Company loses the first of three cybersquatting disputes it has filed against Nano-Banana domains.

Google has lost a UDRP cybersquatting case it filed against the domain name NanoBananaAI .com, with the panel finding that the company failed to prove trademark rights in “Nano Banana.”
Google said it uses Nano Banana in connection with AI image editing and generation software that it released on August 12, 2025, through the LMArena platform. The software attracted immediate attention, including social media discussion and an article in Business Insider that speculated on its connection to Google.
The company argued that it had acquired common law rights in the Nano Banana mark, and suggested that the domain registrant, Ping Lin of China, registered both NanoBananaAI .com and NanoBanana .ai to promote a competing AI product under the same name.
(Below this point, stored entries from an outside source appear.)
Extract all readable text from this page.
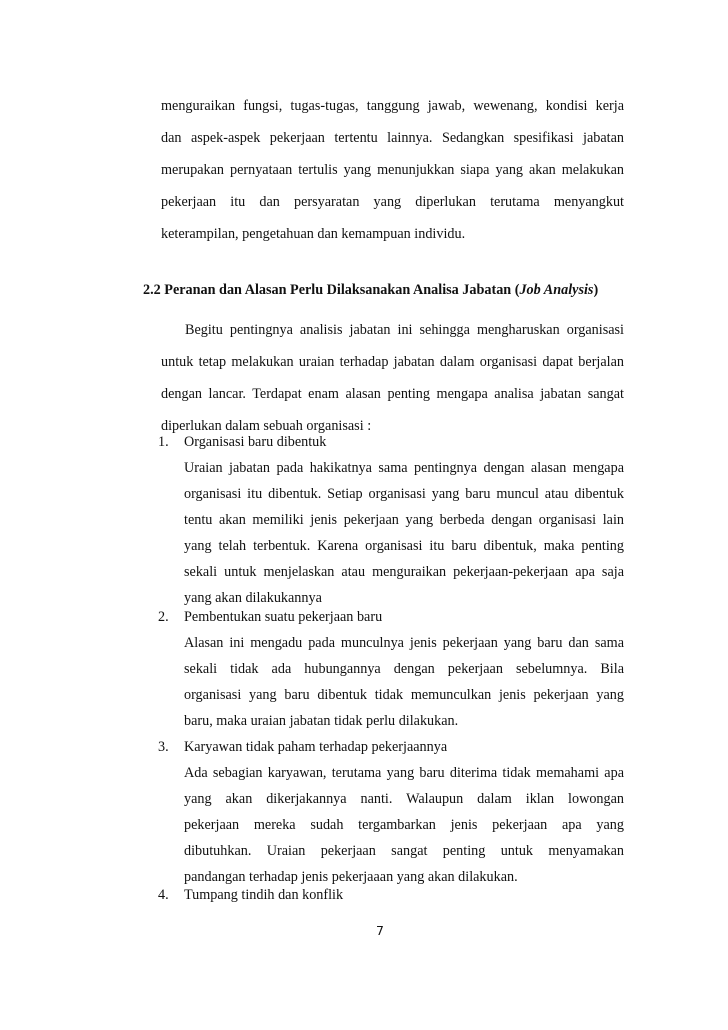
menguraikan fungsi, tugas-tugas, tanggung jawab, wewenang, kondisi kerja
dan aspek-aspek pekerjaan tertentu lainnya. Sedangkan spesifikasi jabatan
merupakan pernyataan tertulis yang menunjukkan siapa yang akan melakukan
pekerjaan itu dan persyaratan yang diperlukan terutama menyangkut
keterampilan, pengetahuan dan kemampuan individu.
2.2 Peranan dan Alasan Perlu Dilaksanakan Analisa Jabatan (Job Analysis)
Begitu pentingnya analisis jabatan ini sehingga mengharuskan organisasi
untuk tetap melakukan uraian terhadap jabatan dalam organisasi dapat berjalan
dengan lancar. Terdapat enam alasan penting mengapa analisa jabatan sangat
diperlukan dalam sebuah organisasi :
1.	Organisasi baru dibentuk
Uraian jabatan pada hakikatnya sama pentingnya dengan alasan mengapa
organisasi itu dibentuk. Setiap organisasi yang baru muncul atau dibentuk
tentu akan memiliki jenis pekerjaan yang berbeda dengan organisasi lain
yang telah terbentuk. Karena organisasi itu baru dibentuk, maka penting
sekali untuk menjelaskan atau menguraikan pekerjaan-pekerjaan apa saja
yang akan dilakukannya
2.	Pembentukan suatu pekerjaan baru
Alasan ini mengadu pada munculnya jenis pekerjaan yang baru dan sama
sekali tidak ada hubungannya dengan pekerjaan sebelumnya. Bila
organisasi yang baru dibentuk tidak memunculkan jenis pekerjaan yang
baru, maka uraian jabatan tidak perlu dilakukan.
3.	Karyawan tidak paham terhadap pekerjaannya
Ada sebagian karyawan, terutama yang baru diterima tidak memahami apa
yang akan dikerjakannya nanti. Walaupun dalam iklan lowongan
pekerjaan mereka sudah tergambarkan jenis pekerjaan apa yang
dibutuhkan. Uraian pekerjaan sangat penting untuk menyamakan
pandangan terhadap jenis pekerjaaan yang akan dilakukan.
4.	Tumpang tindih dan konflik
7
Google alleged that the respondent redirected NanoBananaAI .com to NanoBanana .ai and reposted genuine Google posts on X to falsely suggest an affiliation.
Ping Ling registered the domain name on August 14, two days after the release on LMArena. Google claimed this isn’t the first time the registrant has targeted one of its product names.
But panelist David E. Sorkin denied the complaint, finding that Google had not provided enough evidence to prove that Nano Banana had acquired distinctiveness as a common law trademark in such a short time.
Sorkin also pointed out that Google had not publicly claimed trademark rights in Nano Banana and that the name does not appear on its published list of trademarks.
It can be challenging for companies to win a UDRP for a new brand like this, even if it’s clear that the domain was registered in response to its product launch.
Google has pending cybersquatting cases against NanoBanana .ai and NanoBananaGoogle .com. It will be interesting to see whether the panels in those cases rule differently; both domains are clearly used to target Google’s Nano-Banana image generation platform.
Morgan, Lewis & Bockius LLP represented Google in the case. The domain registrant didn’t respond.